L'Assemblée nationale du Venezuela dominée par le chavisme a approuvé jeudi à l'unanimité une loi d'amnistie qui pourrait permettre la libération de centaines de prisonniers politiques et la clôture des procédures judiciaires liées à des épisodes de conflit politique survenus depuis 1999. La mesure a suscité des doutes parmi les organisations de défense des droits de l'Homme et les secteurs de l'opposition en raison des limites qu'elle comporte.
La loi, promue par le gouvernement dirigé par la présidente en exercice, Delcy Rodríguez, a été présentée comme une mesure visant à la réconciliation et à la coexistence politique après des années de polarisation.

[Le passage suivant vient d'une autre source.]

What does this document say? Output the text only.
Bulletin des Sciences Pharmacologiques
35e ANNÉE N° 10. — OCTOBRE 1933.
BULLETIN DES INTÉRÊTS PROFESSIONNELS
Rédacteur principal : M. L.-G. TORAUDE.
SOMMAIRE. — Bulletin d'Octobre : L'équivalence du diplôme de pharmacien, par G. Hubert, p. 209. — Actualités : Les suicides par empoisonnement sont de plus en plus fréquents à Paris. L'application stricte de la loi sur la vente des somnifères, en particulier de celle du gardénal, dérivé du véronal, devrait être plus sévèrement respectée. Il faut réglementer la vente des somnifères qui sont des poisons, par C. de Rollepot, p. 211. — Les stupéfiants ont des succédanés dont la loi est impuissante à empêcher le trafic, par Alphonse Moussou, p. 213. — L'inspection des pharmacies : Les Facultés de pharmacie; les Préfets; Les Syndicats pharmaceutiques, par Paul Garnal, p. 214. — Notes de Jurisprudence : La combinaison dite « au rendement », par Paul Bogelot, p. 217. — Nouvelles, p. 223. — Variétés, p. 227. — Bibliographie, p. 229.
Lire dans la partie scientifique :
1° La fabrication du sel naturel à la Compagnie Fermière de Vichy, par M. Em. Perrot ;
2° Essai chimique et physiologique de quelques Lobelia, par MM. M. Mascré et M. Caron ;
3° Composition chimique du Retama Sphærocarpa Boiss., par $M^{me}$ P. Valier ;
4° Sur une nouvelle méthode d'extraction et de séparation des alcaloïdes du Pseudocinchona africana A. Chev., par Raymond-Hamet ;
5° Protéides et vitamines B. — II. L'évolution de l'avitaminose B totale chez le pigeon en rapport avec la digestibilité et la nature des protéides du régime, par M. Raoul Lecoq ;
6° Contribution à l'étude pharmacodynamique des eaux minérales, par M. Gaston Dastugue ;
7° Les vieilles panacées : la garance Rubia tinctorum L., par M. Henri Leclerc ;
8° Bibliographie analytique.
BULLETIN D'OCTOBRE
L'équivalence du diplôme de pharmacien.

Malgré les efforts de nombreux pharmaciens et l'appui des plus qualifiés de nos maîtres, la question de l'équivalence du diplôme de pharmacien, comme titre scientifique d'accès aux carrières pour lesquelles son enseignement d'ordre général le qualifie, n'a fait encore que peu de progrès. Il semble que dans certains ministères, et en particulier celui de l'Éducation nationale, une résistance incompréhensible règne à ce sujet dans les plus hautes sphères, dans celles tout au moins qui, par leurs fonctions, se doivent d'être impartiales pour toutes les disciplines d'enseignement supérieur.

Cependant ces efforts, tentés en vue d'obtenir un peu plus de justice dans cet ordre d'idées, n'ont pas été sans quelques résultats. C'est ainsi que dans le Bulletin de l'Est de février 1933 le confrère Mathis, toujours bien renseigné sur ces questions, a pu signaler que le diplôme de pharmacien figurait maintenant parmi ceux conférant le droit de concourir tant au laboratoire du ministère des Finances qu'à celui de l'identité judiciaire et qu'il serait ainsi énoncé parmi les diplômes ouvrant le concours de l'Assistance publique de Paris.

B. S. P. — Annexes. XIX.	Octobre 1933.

Selon le président du parlement, Jorge Rodríguez, l'objectif est de passer à une nouvelle étape politique et de faciliter la libération des détenus.
Le frère de la présidente intérimaire a exprimé ses félicitations aux députés de l'Assemblée nationale et a dit espérer que la nouvelle loi "sera de bon augure pour la nouvelle période politique que le pays doit traverser".
Le texte de la loi d'amnistie pour la coexistence démocratique prévoit l'amnistie pour les crimes considérés comme des crimes politiques liés aux différentes crises et manifestations qui ont eu lieu dans le pays au cours des dernières décennies.
Cependant, il établit plusieurs exclusions, y compris les cas liés à l'homicide, au trafic de drogue, aux violations graves des droits de l'Homme, à la corruption ou aux actions armées soutenues par l'étranger.
Les ONG demandent des garanties
Les organisations de défense des droits de l'Homme et les secteurs d'opposition ont évalué la mesure avec prudence.
Bien qu'ils reconnaissent qu'elle puisse représenter un progrès pour certaines familles, ils avertissent que la loi laisse de côté de nombreux prisonniers politiques et ne garantit pas la restitution automatique des droits politiques ou des biens confisqués.
Certaines ONG ont également demandé une plus grande transparence sur les critères d'application de l'amnistie et ont insisté pour que le processus soit étendu à tous les détenus politiques.
Selon l'ONG Foro Penal, plus de 400 personnes ont été libérées depuis le début du mois de janvier, bien qu'il y ait encore plus de 600 prisonniers politiques dans le pays.
Le gouvernement maintient que le nombre de personnes libérées est plus élevé et affirme que le processus se poursuivra dans les semaines à venir.
L'approbation de la loi intervient après plusieurs jours de débat parlementaire et après que des parents de détenus ont organisé des manifestations pour demander une amnistie plus large. Les organisations de la société civile estiment que l'impact réel de la mesure dépendra de son application pratique et du rythme auquel d'autres libérations auront lieu.